BRUSSELS, Belgium — The United States and Iran will
open indirect talks next week in Vienna as the European Union spearheads
efforts to bring President Joe Biden’s administration back into a nuclear
accord.
اضافة اعلان
Participants in the accord over Tehran’s nuclear ambitions —
including China, France, Germany, Russia, and Britain — will meet in-person on
Tuesday in the Austrian capital, the European Union said after a video
conference.
The United States will not take part directly but, for the
first time since former leader Donald Trump pulled out of the agreement in
2018, a US delegation will be present.
The European Union said its mediator will hold “separate
contacts” with the United States in Vienna.
The painstakingly negotiated 2015 accord saw Iran granted
relief from international sanctions in exchange for accepting limits on its
nuclear program aimed at easing fears it could acquire an atomic weapon.
Biden has promised to rejoin the agreement on condition Iran
first returns to respecting commitments it abandoned in retaliation for Trump
pulling out and reimposing swinging sanctions.
Tehran says Washington has to end the sanctions before it
will make any moves to get back in line, and is refusing to hold direct
negotiations with the US.
Iranian Foreign Minister Mohammad Javad Zarif insisted the
aim of the talks was to “rapidly finalize sanction-lifting and nuclear measures
for choreographed removal of all sanctions, followed by Iran ceasing remedial
measures”.
“No Iran-US meeting. Unnecessary,” he wrote on Twitter.
US State Department spokesman Ned Price called the Vienna
talks a “healthy step forward” and said Washington “remains open” to a direct encounter with Tehran.
He cautioned that “these remain early days, and we don’t
anticipate an immediate breakthrough as there will be difficult discussions
ahead”.
The deputy State Department spokeswoman, Jalina Porter, said
sanctions relief steps will be “up for discussion” but declined to elaborate
further.
‘Substantial work ahead’
EU diplomat Enrique Mora described Friday’s virtual meeting
that he chaired as “positive”, but warned there was much left to do to revive
the deal.
“Substantial work ahead for a key opportunity to bring JCPOA
back to life,” he tweeted, using the acronym for the nuclear deal’s formal
name.
A senior EU official said Brussels — which acts as
coordinator — hoped to see a final agreement on a US return to the deal within
the next two months.
The official said two groups of experts from the remaining
participant countries would work simultaneously, with one focused on US
sanctions and the other on rolling back Iran’s breaches.

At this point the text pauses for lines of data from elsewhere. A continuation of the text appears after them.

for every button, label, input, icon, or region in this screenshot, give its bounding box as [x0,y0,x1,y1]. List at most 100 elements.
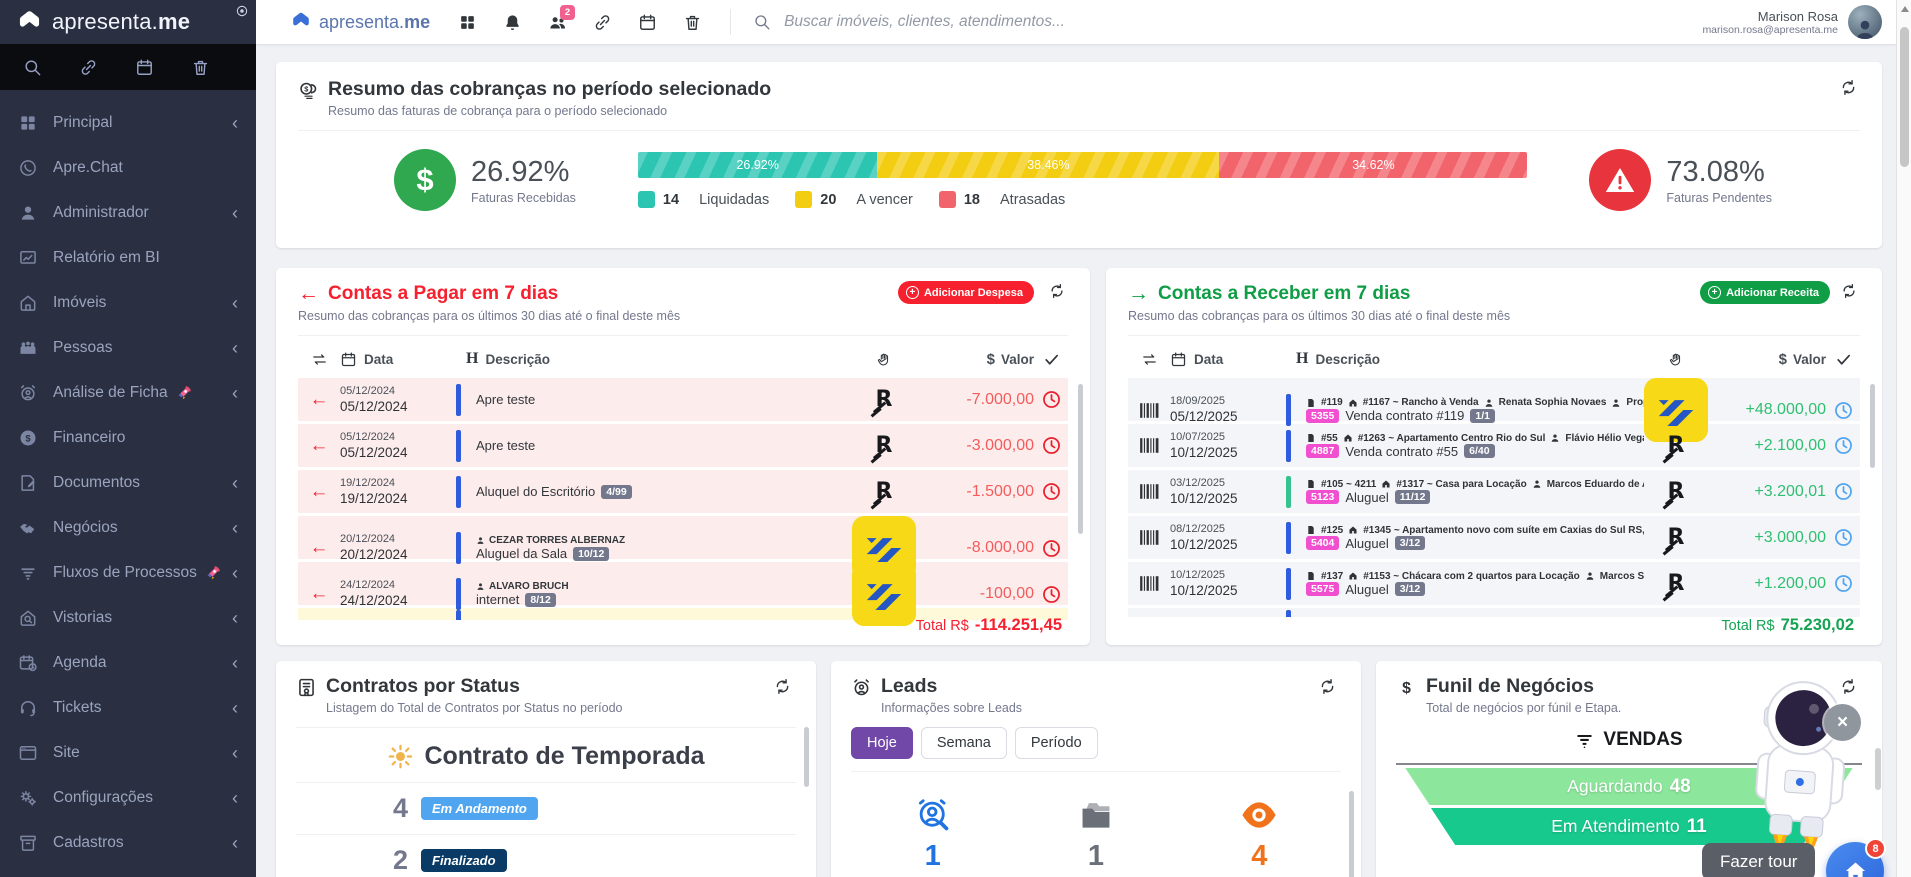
sidebar-item-principal[interactable]: Principal ‹ [0,100,256,145]
user-menu[interactable]: Marison Rosa marison.rosa@apresenta.me [1702,5,1882,39]
clock-icon[interactable] [1041,538,1062,559]
receivable-row[interactable]: 03/12/2025 10/12/2025 #105 ~ 4211 #1317 ~ C… [1128,470,1860,513]
avatar[interactable] [1848,5,1882,39]
refresh-icon[interactable] [1048,282,1066,300]
topbar-trash-button[interactable] [683,13,702,32]
person-name: Marcos Silva [1599,570,1644,582]
swap-icon[interactable] [311,351,328,368]
sidebar-item-relatorio-em-bi[interactable]: Relatório em BI [0,235,256,280]
topbar-link-button[interactable] [593,13,612,32]
sidebar-pin-icon[interactable] [235,4,249,18]
search-icon[interactable] [23,58,42,77]
column-data[interactable]: Data [1194,352,1223,367]
chevron-left-icon: ‹ [232,472,238,493]
sidebar-logo[interactable]: apresenta.me [0,0,256,44]
clock-icon[interactable] [1833,400,1854,421]
column-valor[interactable]: Valor [1001,352,1034,367]
logo-text-bold: me [157,9,191,34]
sidebar-item-apre-chat[interactable]: Apre.Chat [0,145,256,190]
column-descricao[interactable]: Descrição [1315,352,1380,367]
sidebar-item-imoveis[interactable]: Imóveis ‹ [0,280,256,325]
sidebar-item-configuracoes[interactable]: Configurações ‹ [0,775,256,820]
payable-row[interactable]: ← 05/12/2024 05/12/2024 Apre teste R -3.000,0… [298,424,1068,467]
calendar-icon[interactable] [135,58,154,77]
refresh-icon[interactable] [1839,677,1858,696]
payable-row[interactable]: ← 24/12/2024 24/12/2024 ALVARO BRUCH interne… [298,562,1068,626]
sidebar-item-financeiro[interactable]: $ Financeiro [0,415,256,460]
sidebar-item-cadastros[interactable]: Cadastros ‹ [0,820,256,865]
sidebar-item-documentos[interactable]: Documentos ‹ [0,460,256,505]
payment-method: R [1668,526,1685,549]
card-scrollbar[interactable] [1875,748,1881,790]
refresh-icon[interactable] [1839,78,1858,97]
topbar-bell-button[interactable] [503,13,522,32]
contract-status-row[interactable]: 2 Finalizado [296,834,796,877]
sidebar-item-administrador[interactable]: Administrador ‹ [0,190,256,235]
funnel-stage[interactable]: Aguardando 48 [1405,768,1853,805]
add-income-button[interactable]: + Adicionar Receita [1700,281,1830,304]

German Foreign Minister Heiko Maas said it was “good that
all the relevant actors would meet in Vienna next week”.
“We have no time to waste. A treaty that is fully respected
once again would be a plus for security throughout the region,” he said.
Russian diplomat Mikhail Ulyanov said “the impression is
that we are on the right track but the way ahead will not be easy and will
require intensive efforts. The stakeholders seem to be ready for that”.